Les acteurs de la menace ciblent les environnements d’Amazon Web Services (AWS) pour pousser les campagnes de phishing vers des cibles sans méfiance, selon les résultats de l’unité 42 de Palo Alto Networks.
La société de cybersécurité suit le cluster d’activités sous le nom TGR-UNK-0011 (abréviation pour un Groupe de menaces avec motivation inconnue), qui, selon lui, chevauche un groupe connu sous le nom de Javaghost. TGR-UNK-0011 est connu pour être actif depuis 2019.
“Le groupe s’est concentré historiquement sur les sites Web de dégradation”, la chercheuse en sécurité Margaret Kelley dit. “En 2022, ils ont pivoté pour envoyer des e-mails de phishing à des fins financières.”
Il convient de noter que ces attaques n’exploitent aucune vulnérabilité dans AWS. Au contraire, les acteurs de la menace profitent des erreurs de configuration dans les environnements des victimes qui exposent leurs clés d’accès AWS afin d’envoyer des messages de phishing en abusant des services de service de messagerie (SES) et de WorkMail.
Ce faisant, le modus operandi offre le bénéfice de ne pas avoir à héberger ou de payer leur propre infrastructure pour réaliser l’activité malveillante.
De plus, il permet aux messages de phishing de l’acteur de menace de contourner les protections par e-mail, car les missives numériques proviennent d’une entité connue à partir de laquelle l’organisation cible a précédemment reçu des e-mails.
“Javaghost a obtenu des clés d’accès à long terme exposées associées aux utilisateurs de gestion de l’identité et de l’accès (IAM) qui leur ont permis d’accéder initial à un environnement AWS via l’interface de ligne de commande (CLI)”, a expliqué Kelley.
“Entre 2022-24, le groupe a évolué ses tactiques vers des techniques d’évasion de défense plus avancé Journaux de cloudtrail. Cette tactique a historiquement été exploité par une araignée dispersée. “
Une fois l’accès au compte AWS de l’organisation, les attaquants sont connus pour générer des références temporaires et une URL de connexion à Autoriser l’accès à la console. L’unité 42 a noté que cela leur donne la capacité d’obscurcir leur identité et de gagner une visibilité sur les ressources du compte AWS.

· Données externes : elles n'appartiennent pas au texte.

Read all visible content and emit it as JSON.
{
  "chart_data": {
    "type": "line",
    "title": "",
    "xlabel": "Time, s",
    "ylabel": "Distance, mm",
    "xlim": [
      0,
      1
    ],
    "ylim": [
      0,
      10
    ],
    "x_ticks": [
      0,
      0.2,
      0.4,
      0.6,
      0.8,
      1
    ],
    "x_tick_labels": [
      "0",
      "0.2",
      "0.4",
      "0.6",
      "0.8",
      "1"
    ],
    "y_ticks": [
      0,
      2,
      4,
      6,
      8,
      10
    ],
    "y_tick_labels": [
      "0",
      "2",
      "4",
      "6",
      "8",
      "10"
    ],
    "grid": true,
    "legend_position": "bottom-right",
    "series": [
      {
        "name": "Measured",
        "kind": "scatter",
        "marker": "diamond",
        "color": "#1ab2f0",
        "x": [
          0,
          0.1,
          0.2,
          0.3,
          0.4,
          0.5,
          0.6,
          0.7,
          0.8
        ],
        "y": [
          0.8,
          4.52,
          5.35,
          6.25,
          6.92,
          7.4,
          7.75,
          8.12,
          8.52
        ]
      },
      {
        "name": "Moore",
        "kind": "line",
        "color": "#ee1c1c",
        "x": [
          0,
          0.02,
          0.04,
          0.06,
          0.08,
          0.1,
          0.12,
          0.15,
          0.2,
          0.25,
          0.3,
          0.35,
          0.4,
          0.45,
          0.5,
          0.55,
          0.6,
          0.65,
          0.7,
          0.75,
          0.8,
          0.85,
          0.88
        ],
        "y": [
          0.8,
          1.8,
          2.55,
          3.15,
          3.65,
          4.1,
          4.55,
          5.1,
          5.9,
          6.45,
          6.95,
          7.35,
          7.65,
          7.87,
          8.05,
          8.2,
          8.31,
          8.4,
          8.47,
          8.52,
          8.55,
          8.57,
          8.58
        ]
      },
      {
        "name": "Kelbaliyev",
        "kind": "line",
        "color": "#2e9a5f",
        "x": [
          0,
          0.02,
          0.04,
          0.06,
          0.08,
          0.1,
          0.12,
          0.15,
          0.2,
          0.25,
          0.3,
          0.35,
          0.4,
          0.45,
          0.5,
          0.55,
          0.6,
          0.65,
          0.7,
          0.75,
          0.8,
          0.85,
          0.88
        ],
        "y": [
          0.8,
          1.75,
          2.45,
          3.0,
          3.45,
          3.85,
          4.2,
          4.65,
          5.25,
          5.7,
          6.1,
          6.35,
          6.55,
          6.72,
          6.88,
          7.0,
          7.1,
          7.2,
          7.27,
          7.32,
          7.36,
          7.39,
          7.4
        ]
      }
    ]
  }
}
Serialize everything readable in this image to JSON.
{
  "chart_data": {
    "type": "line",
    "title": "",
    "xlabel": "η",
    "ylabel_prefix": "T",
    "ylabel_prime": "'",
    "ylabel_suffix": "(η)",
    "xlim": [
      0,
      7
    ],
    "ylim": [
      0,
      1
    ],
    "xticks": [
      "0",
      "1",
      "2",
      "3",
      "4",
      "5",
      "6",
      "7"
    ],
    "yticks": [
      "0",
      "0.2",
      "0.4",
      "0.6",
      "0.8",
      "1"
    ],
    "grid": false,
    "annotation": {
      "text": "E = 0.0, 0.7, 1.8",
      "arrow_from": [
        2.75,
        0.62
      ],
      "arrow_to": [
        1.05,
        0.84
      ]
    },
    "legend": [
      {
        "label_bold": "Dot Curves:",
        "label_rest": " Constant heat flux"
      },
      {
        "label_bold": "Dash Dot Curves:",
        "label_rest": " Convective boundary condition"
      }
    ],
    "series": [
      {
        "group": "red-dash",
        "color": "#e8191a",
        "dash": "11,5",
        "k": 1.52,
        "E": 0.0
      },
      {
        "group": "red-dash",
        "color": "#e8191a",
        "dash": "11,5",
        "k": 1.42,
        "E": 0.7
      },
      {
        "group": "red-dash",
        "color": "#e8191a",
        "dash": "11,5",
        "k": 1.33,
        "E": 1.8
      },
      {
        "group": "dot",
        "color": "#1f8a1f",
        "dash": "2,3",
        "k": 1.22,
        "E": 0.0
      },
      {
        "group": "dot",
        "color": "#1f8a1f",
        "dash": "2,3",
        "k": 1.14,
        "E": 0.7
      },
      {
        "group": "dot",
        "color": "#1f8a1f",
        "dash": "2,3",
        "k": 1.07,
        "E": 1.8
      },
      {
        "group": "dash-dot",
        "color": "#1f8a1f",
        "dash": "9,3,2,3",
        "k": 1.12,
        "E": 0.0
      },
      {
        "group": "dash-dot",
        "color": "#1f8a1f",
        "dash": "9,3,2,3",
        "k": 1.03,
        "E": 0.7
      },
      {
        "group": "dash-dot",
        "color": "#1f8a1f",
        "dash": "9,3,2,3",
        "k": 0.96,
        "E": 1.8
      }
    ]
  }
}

Par la suite, le groupe a été observé en utilisant SES et Workmail pour établir l’infrastructure de phishing, créer de nouveaux utilisateurs de SSE et Workmail et de la mise en place de nouvelles informations d’identification SMTP pour envoyer des e-mails.
“Tout au long du délai des attaques, Javaghost crée divers utilisateurs IAM, certains qu’ils utilisent lors de leurs attaques et d’autres qu’ils n’utilisent jamais”, a déclaré Kelley. “Les utilisateurs IAM inutilisés semblent servir de mécanismes de persistance à long terme.”
Un autre aspect notable du modus operandi de l’acteur de menace concerne la création d’un nouveau rôle IAM avec un Politique de confiance jointeleur permettant ainsi d’accéder au compte AWS de l’organisation à partir d’un autre compte AWS sous leur contrôle.
“Le groupe continue de laisser la même carte d’appel au milieu de leur attaque en créant de nouveaux groupes de sécurité Amazon Elastic Calcul (EC2) nommé Java_Ghost, avec la description du groupe« Nous sommes là mais pas visibles », a conclu l’unité 42.
“Ces groupes de sécurité ne contiennent aucune règle de sécurité et le groupe ne tente généralement pas d’attacher ces groupes de sécurité à des ressources. La création des groupes de sécurité apparaît dans les journaux Cloudtrail dans les événements CreateSecurityGroup.”